Department of Electrical, Electronic, and Information Engineering "Guglielmo Marconi", University of Bologna, Cesena, Italy.
Front Neural Circuits. 2024 Jun 14;18:1326609. doi: 10.3389/fncir.2024.1326609. eCollection 2024.
Gamma oscillations nested in a theta rhythm are observed in the hippocampus, where are assumed to play a role in sequential episodic memory, i.e., memorization and retrieval of events that unfold in time. In this work, we present an original neurocomputational model based on neural masses, which simulates the encoding of sequences of events in the hippocampus and subsequent retrieval by exploiting the theta-gamma code. The model is based on a three-layer structure in which individual Units oscillate with a gamma rhythm and code for individual features of an episode. The first layer (working memory in the prefrontal cortex) maintains a cue in memory until a new signal is presented. The second layer (CA3 cells) implements an auto-associative memory, exploiting excitatory and inhibitory plastic synapses to recover an entire episode from a single feature. Units in this layer are disinhibited by a theta rhythm from an external source (septum or Papez circuit). The third layer (CA1 cells) implements a hetero-associative net with the previous layer, able to recover a sequence of episodes from the first one. During an encoding phase, simulating high-acetylcholine levels, the network is trained with Hebbian (synchronizing) and anti-Hebbian (desynchronizing) rules. During retrieval (low-acetylcholine), the network can correctly recover sequences from an initial cue using gamma oscillations nested inside the theta rhythm. Moreover, in high noise, the network isolated from the environment simulates a mind-wandering condition, randomly replicating previous sequences. Interestingly, in a state simulating sleep, with increased noise and reduced synapses, the network can "dream" by creatively combining sequences, exploiting features shared by different episodes. Finally, an irrational behavior (erroneous superimposition of features in various episodes, like "delusion") occurs after pathological-like reduction in fast inhibitory synapses. The model can represent a straightforward and innovative tool to help mechanistically understand the theta-gamma code in different mental states.

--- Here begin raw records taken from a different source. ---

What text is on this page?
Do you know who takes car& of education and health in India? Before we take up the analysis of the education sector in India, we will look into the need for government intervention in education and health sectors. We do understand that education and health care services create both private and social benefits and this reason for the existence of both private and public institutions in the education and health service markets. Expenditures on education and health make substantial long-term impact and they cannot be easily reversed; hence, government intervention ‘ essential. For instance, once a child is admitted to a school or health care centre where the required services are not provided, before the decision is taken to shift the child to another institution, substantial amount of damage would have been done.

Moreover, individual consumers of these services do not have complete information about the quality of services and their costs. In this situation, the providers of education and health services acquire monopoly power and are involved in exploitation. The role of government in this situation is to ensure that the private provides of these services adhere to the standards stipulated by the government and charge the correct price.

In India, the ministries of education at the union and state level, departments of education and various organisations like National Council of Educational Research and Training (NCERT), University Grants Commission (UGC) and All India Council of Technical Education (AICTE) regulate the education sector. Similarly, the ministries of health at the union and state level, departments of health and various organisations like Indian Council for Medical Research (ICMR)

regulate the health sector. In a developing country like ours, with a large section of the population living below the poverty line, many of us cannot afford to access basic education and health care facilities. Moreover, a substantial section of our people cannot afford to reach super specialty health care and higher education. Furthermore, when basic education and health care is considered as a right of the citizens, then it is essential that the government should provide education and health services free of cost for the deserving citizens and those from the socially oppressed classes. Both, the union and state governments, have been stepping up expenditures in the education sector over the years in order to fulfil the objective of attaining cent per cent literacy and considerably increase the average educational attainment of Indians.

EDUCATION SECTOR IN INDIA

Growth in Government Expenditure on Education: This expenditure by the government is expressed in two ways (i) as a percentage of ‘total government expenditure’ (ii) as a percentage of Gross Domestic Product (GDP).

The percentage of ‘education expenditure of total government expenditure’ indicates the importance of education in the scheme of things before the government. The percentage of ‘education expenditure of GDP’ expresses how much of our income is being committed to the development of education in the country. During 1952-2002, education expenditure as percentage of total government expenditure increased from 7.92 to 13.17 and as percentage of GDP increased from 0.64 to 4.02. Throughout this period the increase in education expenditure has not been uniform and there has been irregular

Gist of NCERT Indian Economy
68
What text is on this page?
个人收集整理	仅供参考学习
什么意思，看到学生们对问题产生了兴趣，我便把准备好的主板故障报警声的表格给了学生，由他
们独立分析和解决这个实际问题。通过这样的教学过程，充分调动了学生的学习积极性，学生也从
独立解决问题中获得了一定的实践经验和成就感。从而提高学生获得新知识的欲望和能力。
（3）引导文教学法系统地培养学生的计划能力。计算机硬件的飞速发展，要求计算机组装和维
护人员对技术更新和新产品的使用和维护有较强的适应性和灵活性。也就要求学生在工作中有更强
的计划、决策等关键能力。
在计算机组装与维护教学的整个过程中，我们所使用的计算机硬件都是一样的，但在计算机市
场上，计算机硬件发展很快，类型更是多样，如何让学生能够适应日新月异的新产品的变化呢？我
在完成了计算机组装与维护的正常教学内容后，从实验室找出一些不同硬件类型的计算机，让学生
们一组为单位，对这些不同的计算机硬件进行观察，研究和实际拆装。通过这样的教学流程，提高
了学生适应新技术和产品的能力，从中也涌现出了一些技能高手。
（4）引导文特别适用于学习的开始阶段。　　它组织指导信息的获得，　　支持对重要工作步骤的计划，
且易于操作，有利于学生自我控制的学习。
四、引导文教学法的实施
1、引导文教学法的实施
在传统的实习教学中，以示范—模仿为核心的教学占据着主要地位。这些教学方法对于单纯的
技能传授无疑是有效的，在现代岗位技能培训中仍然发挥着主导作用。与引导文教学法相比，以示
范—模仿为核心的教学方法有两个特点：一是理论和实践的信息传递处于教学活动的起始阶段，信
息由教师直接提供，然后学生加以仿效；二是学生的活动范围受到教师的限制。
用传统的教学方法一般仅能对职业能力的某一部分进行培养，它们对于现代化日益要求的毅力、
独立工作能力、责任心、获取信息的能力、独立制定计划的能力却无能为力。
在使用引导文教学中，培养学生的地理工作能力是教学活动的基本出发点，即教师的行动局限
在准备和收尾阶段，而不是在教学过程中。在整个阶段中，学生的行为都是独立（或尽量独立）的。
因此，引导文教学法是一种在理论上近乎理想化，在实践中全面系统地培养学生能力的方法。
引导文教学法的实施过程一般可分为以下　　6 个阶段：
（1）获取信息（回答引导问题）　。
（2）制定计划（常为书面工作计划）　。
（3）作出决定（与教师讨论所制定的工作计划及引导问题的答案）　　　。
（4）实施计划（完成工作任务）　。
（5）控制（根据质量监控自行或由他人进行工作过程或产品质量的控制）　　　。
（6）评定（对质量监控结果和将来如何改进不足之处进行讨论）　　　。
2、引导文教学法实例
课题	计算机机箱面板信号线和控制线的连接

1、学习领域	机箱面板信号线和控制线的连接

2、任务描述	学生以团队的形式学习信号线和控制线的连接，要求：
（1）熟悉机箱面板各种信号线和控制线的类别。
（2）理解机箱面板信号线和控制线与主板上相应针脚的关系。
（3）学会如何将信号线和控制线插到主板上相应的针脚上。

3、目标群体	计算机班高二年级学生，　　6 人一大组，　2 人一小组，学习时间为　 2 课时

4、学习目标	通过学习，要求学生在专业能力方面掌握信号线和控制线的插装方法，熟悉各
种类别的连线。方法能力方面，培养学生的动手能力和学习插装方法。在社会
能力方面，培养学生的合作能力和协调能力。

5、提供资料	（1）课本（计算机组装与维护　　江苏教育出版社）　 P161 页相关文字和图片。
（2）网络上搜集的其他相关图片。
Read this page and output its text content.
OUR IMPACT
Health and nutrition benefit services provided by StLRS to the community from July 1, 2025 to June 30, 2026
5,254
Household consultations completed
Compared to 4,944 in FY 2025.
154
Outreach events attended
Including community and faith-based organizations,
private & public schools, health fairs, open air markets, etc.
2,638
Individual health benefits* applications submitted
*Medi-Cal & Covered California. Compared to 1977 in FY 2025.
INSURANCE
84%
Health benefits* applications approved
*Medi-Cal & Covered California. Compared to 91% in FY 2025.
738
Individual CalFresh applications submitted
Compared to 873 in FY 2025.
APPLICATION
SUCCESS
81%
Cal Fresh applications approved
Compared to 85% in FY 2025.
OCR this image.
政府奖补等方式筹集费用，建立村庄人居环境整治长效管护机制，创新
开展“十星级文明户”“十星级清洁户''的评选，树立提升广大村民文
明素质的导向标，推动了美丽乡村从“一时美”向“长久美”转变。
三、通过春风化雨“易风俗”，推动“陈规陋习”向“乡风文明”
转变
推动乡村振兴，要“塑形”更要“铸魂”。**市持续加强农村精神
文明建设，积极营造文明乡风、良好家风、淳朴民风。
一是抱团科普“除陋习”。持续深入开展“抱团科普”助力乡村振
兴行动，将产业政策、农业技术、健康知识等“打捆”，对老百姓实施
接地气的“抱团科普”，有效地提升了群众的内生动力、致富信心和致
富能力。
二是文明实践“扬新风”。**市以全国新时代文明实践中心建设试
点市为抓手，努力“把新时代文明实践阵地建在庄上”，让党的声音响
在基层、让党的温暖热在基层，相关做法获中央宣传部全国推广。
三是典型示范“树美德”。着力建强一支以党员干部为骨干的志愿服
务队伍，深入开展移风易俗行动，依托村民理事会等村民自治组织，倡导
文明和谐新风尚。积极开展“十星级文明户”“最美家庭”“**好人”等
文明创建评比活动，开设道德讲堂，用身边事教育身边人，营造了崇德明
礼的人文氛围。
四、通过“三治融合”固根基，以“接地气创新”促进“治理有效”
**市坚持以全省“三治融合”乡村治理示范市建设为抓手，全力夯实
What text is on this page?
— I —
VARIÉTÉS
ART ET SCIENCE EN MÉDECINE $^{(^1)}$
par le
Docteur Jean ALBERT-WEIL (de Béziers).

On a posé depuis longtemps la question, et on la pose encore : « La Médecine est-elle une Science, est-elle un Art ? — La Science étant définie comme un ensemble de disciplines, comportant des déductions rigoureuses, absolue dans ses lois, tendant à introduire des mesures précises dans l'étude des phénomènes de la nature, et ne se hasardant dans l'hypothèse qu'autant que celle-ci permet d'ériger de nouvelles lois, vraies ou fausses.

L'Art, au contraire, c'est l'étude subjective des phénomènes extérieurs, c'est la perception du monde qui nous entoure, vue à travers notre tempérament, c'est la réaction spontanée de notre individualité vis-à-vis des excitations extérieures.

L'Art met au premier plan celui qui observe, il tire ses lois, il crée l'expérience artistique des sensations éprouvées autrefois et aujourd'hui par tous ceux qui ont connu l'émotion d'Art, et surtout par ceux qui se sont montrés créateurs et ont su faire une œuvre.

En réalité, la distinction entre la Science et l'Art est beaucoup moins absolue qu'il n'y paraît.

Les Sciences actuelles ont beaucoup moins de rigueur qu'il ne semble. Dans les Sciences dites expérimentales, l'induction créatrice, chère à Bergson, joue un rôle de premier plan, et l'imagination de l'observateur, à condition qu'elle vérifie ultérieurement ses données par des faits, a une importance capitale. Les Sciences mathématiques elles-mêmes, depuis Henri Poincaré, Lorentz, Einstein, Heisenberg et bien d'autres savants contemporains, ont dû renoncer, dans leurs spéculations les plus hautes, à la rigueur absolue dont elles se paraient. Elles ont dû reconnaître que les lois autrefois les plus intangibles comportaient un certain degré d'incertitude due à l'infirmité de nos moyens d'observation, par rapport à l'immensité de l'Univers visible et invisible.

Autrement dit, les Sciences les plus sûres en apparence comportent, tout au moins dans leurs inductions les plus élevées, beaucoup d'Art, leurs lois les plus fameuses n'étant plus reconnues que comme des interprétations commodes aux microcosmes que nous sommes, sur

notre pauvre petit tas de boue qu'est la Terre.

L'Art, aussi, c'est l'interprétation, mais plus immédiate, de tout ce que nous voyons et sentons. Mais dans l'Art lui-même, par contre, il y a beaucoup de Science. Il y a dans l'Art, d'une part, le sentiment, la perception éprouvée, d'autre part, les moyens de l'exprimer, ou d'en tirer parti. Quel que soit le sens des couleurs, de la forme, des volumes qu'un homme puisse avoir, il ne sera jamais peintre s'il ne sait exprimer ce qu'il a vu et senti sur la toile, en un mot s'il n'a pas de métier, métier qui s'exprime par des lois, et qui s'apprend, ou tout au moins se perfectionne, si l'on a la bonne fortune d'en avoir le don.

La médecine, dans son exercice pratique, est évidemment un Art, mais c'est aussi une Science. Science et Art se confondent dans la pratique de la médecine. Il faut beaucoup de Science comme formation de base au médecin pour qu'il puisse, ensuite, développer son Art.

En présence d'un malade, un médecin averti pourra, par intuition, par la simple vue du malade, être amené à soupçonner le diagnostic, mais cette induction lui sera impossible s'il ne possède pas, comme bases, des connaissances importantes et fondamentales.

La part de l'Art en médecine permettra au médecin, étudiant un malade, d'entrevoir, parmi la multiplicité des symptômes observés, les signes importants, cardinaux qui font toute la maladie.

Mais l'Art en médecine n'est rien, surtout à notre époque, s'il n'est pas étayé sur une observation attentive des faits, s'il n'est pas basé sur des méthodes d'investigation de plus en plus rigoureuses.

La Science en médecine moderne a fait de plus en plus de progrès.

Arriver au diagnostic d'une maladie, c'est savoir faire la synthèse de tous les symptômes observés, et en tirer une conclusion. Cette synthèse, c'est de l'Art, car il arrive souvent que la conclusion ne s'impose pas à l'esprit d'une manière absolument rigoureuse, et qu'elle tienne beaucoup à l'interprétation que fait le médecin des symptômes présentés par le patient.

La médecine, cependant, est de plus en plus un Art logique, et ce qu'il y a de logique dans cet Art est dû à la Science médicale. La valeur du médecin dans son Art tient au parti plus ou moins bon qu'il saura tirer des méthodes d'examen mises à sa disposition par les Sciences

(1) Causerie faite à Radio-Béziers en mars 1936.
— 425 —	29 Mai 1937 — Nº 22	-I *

在海马体中观察到嵌套在 theta 节律中的伽马振荡,它们被认为在顺序情节记忆中发挥作用,即记忆和检索按时间展开的事件。在这项工作中,我们提出了一个基于神经质量的原始神经计算模型,该模型利用 theta-gamma 码模拟海马体中事件序列的编码和随后的检索。该模型基于三层结构,其中单个单元以伽马节律振荡并对情节的单个特征进行编码。第一层(前额叶皮层的工作记忆)将提示保留在记忆中,直到出现新信号。第二层(CA3 细胞)实现了自联想记忆,利用兴奋性和抑制性可塑突触从单个特征中恢复整个情节。该层中的单元通过来自外部源(隔区或帕佩兹回路)的 theta 节律被去抑制。第三层(CA1 细胞)与前一层实现异联想网络,能够从前一个网络恢复一系列情节。在编码阶段,模拟高乙酰胆碱水平,网络通过赫布(同步)和反赫布(去同步)规则进行训练。在检索(低乙酰胆碱)期间,网络可以使用嵌套在 theta 节律中的伽马振荡正确地从初始提示中恢复序列。此外,在高噪声下,与环境隔离的网络模拟心不在焉的状态,随机复制以前的序列。有趣的是,在模拟睡眠的状态下,增加噪声并减少突触,网络可以通过创造性地组合序列,利用不同情节之间共享的特征来“做梦”。最后,在病理性减少快速抑制性突触后,会出现不合理的行为(在不同情节中错误地叠加特征,如“妄想”)。该模型可以作为一种简单而创新的工具,有助于在不同心理状态下从机制上理解 theta-gamma 码。